Samuel Walker, a professor at the University of Nebraska Omaha who is a leading expert on police accountability, said that the 24-hour waiting period is “a real invitation to undermining discipline.
“It creates a window here in which the officer can get his story together and talk to other officers [and] come up with a narrative that will exonerate him,” Walker said in a phone interview.
Prior to an interrogation, police officers accused of misconduct and their attorneys would have the opportunity to review any audio or video in the possession of the agency. The officer may only be questioned or interviewed while on duty and may not be questioned by more than two investigators.
The officer may not be “threatened, harassed, or promised rewards to induce them into answering any question.” Although accused police officers can be compelled to give a statement to their employer, that statement cannot be used against them in any criminal case brought against the officer—a result of the Supreme Court ruling in Garrity v. New Jersey (1967).
Employers would be required to “defend and indemnify law enforcement officers from and against civil claims made against them in their official and individual capacities if the alleged conduct arose in the course and scope of their obligations and duties as law enforcement officers.” Employers would not have to defend an officer “in the event the law enforcement officer is convicted of, or pleads guilty to, criminal charges arising out of the same conduct.”
Walker argues that provisions in law enforcement officer bills of rights “put together represent a whole set of special privileges—special privileges for police officers—privileges that people in other occupations do not enjoy,” adding that there is already an “unfair power imbalance” with a “natural preference to the views of the officer” in internal investigations.
Millikan, a former police officer in the St. Louis Metropolitan Police Department and attorney for multiple Missouri police unions, says it doesn’t give officers “special privileges” but ensures “due process.”

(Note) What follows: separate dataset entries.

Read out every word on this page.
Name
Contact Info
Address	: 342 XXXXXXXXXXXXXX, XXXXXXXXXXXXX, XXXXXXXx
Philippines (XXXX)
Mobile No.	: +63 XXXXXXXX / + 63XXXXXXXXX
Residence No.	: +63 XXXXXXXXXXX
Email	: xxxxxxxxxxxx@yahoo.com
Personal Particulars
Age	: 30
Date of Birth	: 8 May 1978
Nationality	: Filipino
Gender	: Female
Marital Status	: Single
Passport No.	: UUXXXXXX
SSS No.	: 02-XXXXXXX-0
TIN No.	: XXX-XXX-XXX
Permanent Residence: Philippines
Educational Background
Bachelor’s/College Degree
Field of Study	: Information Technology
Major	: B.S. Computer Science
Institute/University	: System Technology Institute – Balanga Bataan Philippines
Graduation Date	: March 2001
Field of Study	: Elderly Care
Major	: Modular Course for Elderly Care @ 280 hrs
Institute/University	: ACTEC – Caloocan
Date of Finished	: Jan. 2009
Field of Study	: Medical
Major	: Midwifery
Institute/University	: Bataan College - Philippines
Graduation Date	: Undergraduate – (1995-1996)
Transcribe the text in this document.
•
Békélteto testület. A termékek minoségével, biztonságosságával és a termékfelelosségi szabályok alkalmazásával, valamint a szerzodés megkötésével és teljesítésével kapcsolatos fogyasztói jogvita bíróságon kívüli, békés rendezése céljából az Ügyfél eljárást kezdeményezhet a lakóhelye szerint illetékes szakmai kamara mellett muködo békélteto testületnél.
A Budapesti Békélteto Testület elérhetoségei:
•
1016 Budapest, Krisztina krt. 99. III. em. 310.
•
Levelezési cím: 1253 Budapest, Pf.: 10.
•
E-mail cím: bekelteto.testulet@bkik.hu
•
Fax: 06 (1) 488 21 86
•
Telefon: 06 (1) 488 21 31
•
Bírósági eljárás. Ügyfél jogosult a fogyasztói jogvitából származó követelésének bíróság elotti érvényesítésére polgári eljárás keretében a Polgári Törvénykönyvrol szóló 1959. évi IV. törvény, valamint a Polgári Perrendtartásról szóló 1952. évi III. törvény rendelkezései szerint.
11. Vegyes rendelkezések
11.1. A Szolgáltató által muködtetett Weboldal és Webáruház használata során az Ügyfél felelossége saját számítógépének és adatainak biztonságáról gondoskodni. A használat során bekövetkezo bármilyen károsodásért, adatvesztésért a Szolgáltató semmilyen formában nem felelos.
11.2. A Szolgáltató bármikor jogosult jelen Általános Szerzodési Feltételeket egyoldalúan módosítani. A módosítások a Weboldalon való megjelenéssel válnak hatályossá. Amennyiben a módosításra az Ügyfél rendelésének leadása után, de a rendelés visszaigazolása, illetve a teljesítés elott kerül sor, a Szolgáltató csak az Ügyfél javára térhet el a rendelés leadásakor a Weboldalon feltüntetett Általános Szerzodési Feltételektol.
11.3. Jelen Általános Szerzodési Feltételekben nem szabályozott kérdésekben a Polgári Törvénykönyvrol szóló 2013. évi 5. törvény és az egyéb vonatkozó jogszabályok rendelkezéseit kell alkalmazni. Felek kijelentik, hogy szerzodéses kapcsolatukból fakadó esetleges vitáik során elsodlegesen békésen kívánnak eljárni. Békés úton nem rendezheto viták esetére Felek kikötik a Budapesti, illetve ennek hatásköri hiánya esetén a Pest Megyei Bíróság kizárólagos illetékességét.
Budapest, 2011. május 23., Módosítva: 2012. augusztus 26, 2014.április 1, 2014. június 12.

“Police officers are held to a higher standard, from just about any other job I can think of, and that’s fine—I don’t have any problem with that,” Millikan said. “But at the same time, because they’re so highly scrutinized, there should be a set of due process procedures in place to make sure it’s fair.”
Every department basically had different rules and procedures, he added, and the new law “basically just uniforms it across the state.”
While police officers accused of misconduct and their attorneys would have full access to evidence, all records from police misconduct investigations would be closed to Sunshine Law requests, except by court order or lawful subpoena. In other words, the records would be kept almost entirely secret from the public.
Millikan defended the closure of misconduct records to the public.
“It’s no different than any other employment record; employment records are considered personnel matters. That’s not just for police officers, but that’s for really anybody,” Millikan said in a phone interview. “The reason for that is what you do at your job is really not meant for public consumption.”
But Walker said that keeping investigative records closed prevents the public from holding police officers and departments accountable.
“Let’s say there was an excessive force case and that part of it was covered in the news media. The press cannot report and the public cannot find out whether that officer was disciplined, and if so, what the discipline was,” Walker said. “So we don’t know whether the department is lax and very soft on excessive force cases or whether they have strict standards.”